Elle se sent surveillée par l'APEA, dépendante de sa curatrice. Tout cela lui pèse. «J'en suis parfois arrivée à un point où je ne voulais plus continuer», raconte-t-elle d'une voix étouffée. Elle a du mal à trouver le sommeil. Et quand elle le trouve, elle se réveille en sursaut au milieu de la nuit, baignée de sueur. Elle prend des somnifères qui ne servent bientôt plus à rien. Elle prend un avocat pour se défendre contre les mesures de l'APEA.

«Cela me met mal à l'aise»

«J’ai l’impression que l'APEA s’est dit: bon, cette femme va bientôt avoir 90 ans. Ça suffit maintenant!» Erica Mayer reporte son regard sur l’écran. L’ordinateur est neuf. Avec son téléphone, elle scanne un code QR affiché à l’écran. Elle accède ainsi à la banque en ligne. Un soupir s’échappe d’elle. Plusieurs ordres de paiement sont toujours en attente, la tutrice ne les a pas encore autorisés. Pourtant, le jardinier devrait être payé. Et le dentiste aussi.

Elle change de compte en ligne, fait défiler l’écran de haut en bas. Non, ici non plus, rien. «Devoir de l’argent à quelqu’un qui a travaillé pour moi — ça me met vraiment mal à l’aise.» Elle a même reçu des relances. Un paiement pour un abonnement à un magazine est bloqué depuis un moment déjà. «Que veut-on encore me prendre ? Ces mesures sont inhumaines.»

Erica Mayer est maintenant affaissée sur elle-même. Elle se tourne sur sa chaise de bureau et regarde une étagère remplie de classeurs colorés, dont les dos portent les inscriptions «UBS», «Banque cantonale», «Raiffeisen» ou «Migros-Bank». Depuis l’intervention de l'APEA, tout est devenu chaotique. La Banque cantonale a même rompu toutes ses relations commerciales avec elle. «J’ai peur de perdre le contrôle de mes finances.»

Un jugement en sa faveur

Quelques semaines plus tard, elle envoie au Beobachter un jugement. Le conseil de district a partiellement levé sa tutelle. La retraitée peut de nouveau gérer librement ses comptes. Seulement, pour tout ce qui concerne la maison, l'APEA doit toujours donner son accord. Par exemple, si elle veut contracter une nouvelle hypothèque.

La plaignante a désormais reconnu qu’elle avait été victime d’une escroquerie sur Internet, indique le motif du jugement.
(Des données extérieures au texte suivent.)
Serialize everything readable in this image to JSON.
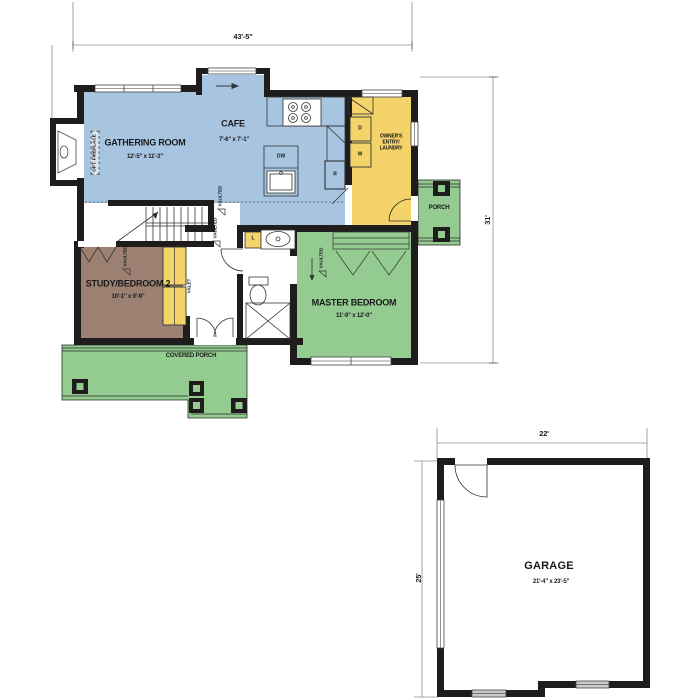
{
  "palette": {
    "wall": "#1e1d1b",
    "blue_room": "#a7c4e0",
    "yellow_room": "#f3d36a",
    "green_room": "#93cb90",
    "brown_room": "#9c8173",
    "window_gray": "#d9d9d9",
    "dim_line": "#8c8c8c"
  },
  "dims": {
    "main_width": "43'-5\"",
    "main_depth": "31'",
    "garage_width": "22'",
    "garage_depth": "25'"
  },
  "rooms": {
    "gathering_room": {
      "name": "GATHERING ROOM",
      "size": "12'-5\" x 11'-3\""
    },
    "cafe": {
      "name": "CAFE",
      "size": "7'-6\" x 7'-1\""
    },
    "owners_entry": {
      "name": "OWNER'S\nENTRY/\nLAUNDRY"
    },
    "porch": {
      "name": "PORCH"
    },
    "master_bedroom": {
      "name": "MASTER BEDROOM",
      "size": "11'-9\" x 12'-0\""
    },
    "study_bedroom2": {
      "name": "STUDY/BEDROOM 2",
      "size": "10'-1\" x 9'-9\""
    },
    "covered_porch": {
      "name": "COVERED PORCH"
    },
    "garage": {
      "name": "GARAGE",
      "size": "21'-4\" x 23'-5\""
    }
  },
  "annotations": {
    "opt_fireplace": "OPT. FIREPLACE",
    "vaulted": "VAULTED",
    "valet": "VALET"
  },
  "fixtures": {
    "dishwasher": "DW",
    "refrigerator": "R",
    "dryer": "D",
    "washer": "W",
    "lavatory": "L"
  }
}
Il est également évident qu’elle souffre beaucoup de l’atteinte à son autonomie et qu’elle a même déclaré avoir perdu la joie de vivre. C’est pourquoi la tutelle n'est pas adaptée.

Erica Mayer est soulagée. Mais elle qualifie aussi ce jugement de victoire à la Pyrrhus. Car elle doit assumer seule ses frais d’avocat. Elle n’a pas encore renoncé à l’espoir de récupérer un jour l’argent perdu. On la contacte encore de temps en temps, quelqu’un qui lui promet de retrouver cet argent. «Je sais maintenant que je ne dois plus rien payer», dit-elle. «Mais je sais aussi que, pour cette raison, je n’appellerai plus jamais la police.»